According to the Merriam Webster Dictionary the meaning of the word playdate or play date is: "an arranged appointment for children to get together for a few hours to play". I dread hearing that word.
Having already raised two children who are now in their 20's, the word was NEVER used when they were growing up and they happen to be successful, happy, well adjusted adults. Parents got together for coffee and conversation and the kids would tag along and play together. Play together..not have a play date. They would be kids and just do what kids do and parents would do what parents do. It was rather simple and no date was implied.
The expectations for a playdate are that everyone is going to share, not argue or fight and be something more than children. For my now five year old son that is not even a remote possibility, as is the case with most of his little friends. The playdate often includes a bit of non-sharing, arguing and fighting and some good old fashioned attitude. The attitude that most young children exhibit isn't included in the definition of playdate and which many parents don't know how to deal with in this new fandangled idea of dating and play.
The hovering parent playdates are the biggest thorn in my side. Like coaches on the sidelines instructing their children from what to do, to what to say and how to say it I can't help but think that these parents don't give their kids much credit. I just want to scream "Oh God, can't we just let them work it out?". My stomach is in knots by the end of the playdate and I'm sure the kids aren't feeling much better about things.
In my little rose coloured glasses world, I just want kids to be kids again. Let them climb a couple of trees, skin their knees, take some hits, get dirty, learn to communicate through play and arguments, and not always have to share everything.
Even though we may feel that the world isn't that safe anymore, we still need to let our kids be kids. We can quietly watch out for their safety and stay out of a lot of their business.

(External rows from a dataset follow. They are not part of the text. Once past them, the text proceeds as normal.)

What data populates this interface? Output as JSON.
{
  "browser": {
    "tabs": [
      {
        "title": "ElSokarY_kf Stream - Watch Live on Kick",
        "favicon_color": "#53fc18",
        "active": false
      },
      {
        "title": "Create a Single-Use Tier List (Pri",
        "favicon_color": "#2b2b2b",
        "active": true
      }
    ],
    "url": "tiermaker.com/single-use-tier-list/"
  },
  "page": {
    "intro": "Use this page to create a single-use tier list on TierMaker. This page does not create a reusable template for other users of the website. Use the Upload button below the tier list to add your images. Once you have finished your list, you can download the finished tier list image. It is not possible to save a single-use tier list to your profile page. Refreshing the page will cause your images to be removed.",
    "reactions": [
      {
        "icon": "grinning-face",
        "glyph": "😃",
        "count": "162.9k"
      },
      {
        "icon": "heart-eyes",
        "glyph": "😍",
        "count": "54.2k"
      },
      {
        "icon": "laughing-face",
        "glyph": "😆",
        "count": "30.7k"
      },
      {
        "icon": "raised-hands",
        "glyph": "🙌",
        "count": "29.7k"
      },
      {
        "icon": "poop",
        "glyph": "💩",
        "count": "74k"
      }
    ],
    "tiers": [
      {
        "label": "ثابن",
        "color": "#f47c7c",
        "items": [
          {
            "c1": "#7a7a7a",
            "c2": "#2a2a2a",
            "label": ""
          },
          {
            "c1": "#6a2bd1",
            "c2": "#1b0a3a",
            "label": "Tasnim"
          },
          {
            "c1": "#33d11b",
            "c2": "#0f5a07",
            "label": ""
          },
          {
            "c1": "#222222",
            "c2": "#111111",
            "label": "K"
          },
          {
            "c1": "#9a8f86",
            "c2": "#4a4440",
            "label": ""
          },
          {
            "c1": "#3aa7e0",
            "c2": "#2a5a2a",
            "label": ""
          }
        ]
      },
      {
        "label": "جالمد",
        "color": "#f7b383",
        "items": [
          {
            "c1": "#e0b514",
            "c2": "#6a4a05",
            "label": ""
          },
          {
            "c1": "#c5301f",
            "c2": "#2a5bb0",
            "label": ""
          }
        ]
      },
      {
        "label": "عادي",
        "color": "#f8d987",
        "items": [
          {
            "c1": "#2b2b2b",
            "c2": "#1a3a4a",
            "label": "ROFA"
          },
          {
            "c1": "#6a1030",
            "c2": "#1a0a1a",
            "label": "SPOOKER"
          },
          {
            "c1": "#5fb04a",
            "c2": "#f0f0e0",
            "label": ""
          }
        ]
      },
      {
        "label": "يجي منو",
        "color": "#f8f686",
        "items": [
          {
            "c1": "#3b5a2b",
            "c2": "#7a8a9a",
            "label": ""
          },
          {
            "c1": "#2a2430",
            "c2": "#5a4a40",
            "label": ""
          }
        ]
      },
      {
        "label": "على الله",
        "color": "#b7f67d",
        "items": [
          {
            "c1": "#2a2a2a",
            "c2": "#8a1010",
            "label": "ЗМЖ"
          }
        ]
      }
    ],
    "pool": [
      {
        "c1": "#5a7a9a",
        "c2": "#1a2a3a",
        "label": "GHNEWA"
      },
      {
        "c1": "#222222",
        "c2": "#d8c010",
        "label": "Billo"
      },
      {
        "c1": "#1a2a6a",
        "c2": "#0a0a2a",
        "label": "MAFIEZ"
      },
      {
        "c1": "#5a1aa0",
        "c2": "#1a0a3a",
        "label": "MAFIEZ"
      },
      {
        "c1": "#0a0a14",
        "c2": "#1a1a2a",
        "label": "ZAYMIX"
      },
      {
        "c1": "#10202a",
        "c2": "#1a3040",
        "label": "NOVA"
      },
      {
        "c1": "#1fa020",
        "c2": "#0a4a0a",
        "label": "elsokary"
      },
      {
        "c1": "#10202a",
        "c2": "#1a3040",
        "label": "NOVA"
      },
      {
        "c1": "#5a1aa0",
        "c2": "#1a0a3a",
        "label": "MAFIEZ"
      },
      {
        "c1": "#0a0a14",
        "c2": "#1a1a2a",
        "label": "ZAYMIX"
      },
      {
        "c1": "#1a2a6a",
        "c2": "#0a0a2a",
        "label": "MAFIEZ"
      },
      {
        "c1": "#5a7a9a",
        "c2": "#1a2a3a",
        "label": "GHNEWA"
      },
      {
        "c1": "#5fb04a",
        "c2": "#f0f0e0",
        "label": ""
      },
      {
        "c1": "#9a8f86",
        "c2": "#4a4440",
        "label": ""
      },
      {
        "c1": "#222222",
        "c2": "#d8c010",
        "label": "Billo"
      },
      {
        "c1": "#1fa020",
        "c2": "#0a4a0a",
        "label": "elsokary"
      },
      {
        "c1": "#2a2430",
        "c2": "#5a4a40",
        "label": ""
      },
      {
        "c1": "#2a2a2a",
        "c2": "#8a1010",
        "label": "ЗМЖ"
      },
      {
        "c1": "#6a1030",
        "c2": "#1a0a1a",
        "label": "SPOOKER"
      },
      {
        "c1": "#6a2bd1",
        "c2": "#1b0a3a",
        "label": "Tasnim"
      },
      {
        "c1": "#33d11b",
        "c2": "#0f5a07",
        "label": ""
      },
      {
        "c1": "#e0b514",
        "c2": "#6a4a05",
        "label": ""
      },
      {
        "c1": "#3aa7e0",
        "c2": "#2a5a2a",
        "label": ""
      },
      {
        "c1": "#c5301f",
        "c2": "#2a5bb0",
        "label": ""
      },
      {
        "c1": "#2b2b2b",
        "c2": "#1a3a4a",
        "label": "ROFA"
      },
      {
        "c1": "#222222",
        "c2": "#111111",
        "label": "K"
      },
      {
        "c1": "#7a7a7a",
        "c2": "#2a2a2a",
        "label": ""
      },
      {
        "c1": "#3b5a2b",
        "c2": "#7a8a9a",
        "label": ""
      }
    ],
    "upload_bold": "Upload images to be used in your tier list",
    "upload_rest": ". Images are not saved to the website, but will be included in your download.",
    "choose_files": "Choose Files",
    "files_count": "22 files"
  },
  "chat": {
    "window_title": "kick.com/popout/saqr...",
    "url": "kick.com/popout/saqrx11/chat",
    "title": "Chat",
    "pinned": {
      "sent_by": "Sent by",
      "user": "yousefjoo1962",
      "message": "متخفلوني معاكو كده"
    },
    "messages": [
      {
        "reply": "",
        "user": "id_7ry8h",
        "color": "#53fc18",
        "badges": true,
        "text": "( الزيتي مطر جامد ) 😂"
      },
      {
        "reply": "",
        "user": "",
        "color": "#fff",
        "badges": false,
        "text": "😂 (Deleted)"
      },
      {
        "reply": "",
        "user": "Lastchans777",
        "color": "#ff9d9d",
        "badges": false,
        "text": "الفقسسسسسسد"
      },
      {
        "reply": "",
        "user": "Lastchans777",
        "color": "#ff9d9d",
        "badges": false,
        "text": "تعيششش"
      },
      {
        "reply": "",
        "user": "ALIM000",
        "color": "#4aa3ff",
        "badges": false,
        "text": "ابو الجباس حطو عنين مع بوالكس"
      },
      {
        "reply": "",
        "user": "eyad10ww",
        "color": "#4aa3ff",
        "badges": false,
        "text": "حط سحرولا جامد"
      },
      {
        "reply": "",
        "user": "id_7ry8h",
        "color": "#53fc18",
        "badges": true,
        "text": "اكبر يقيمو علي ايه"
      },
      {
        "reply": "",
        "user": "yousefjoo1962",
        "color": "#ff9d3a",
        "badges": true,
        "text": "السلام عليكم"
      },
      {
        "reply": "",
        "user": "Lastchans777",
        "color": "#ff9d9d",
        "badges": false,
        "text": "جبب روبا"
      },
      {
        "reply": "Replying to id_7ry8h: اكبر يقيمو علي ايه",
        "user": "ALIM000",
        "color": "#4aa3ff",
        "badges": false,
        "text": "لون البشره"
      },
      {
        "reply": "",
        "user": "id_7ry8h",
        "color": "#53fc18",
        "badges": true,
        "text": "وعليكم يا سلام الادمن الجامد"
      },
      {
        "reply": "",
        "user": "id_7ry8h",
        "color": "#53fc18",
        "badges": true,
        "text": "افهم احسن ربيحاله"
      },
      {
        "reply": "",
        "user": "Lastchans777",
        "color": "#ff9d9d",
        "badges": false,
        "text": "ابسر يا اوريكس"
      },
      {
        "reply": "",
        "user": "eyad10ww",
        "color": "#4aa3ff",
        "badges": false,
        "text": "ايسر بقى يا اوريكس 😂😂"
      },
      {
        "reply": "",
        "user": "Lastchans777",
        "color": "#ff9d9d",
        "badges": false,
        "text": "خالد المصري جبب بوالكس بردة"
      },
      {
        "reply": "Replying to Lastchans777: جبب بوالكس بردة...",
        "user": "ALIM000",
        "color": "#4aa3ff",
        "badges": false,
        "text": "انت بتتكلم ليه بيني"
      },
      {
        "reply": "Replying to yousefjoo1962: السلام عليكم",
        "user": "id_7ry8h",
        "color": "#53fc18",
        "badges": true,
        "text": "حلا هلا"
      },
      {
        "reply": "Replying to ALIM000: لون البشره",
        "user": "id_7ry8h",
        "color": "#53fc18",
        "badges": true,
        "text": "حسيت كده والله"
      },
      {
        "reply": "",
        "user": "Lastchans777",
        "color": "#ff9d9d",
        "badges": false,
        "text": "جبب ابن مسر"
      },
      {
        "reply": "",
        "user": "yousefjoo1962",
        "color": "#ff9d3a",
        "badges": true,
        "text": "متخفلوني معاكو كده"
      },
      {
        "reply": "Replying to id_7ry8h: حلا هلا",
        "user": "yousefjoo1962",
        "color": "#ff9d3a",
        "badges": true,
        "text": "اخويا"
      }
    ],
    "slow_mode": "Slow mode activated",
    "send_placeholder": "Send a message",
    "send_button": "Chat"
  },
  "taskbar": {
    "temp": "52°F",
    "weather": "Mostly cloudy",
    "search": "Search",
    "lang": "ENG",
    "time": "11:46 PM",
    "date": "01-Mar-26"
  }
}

My best memories from my childhood are organizing a pick up game of sports in my backyard, playing flashlight tag at night, building treehouses in the woods without any adult help whatsoever. Those experiences developed crucial life skills, communication skills and self-esteem. Nobody had to tell my friends and I what to do, we did it ourselves. That's empowerment.
Because I would do anything for my children, of course I will continue the playdate dance. We have a scheduled playdate on Monday with a new parent and child. I will prepare mentally and make sure I have lots of coffee on hand. Maybe I'll start a trend with a new word in exchange for the infamous word playdate. I think I will just call it lunch. Ya, let's do lunch.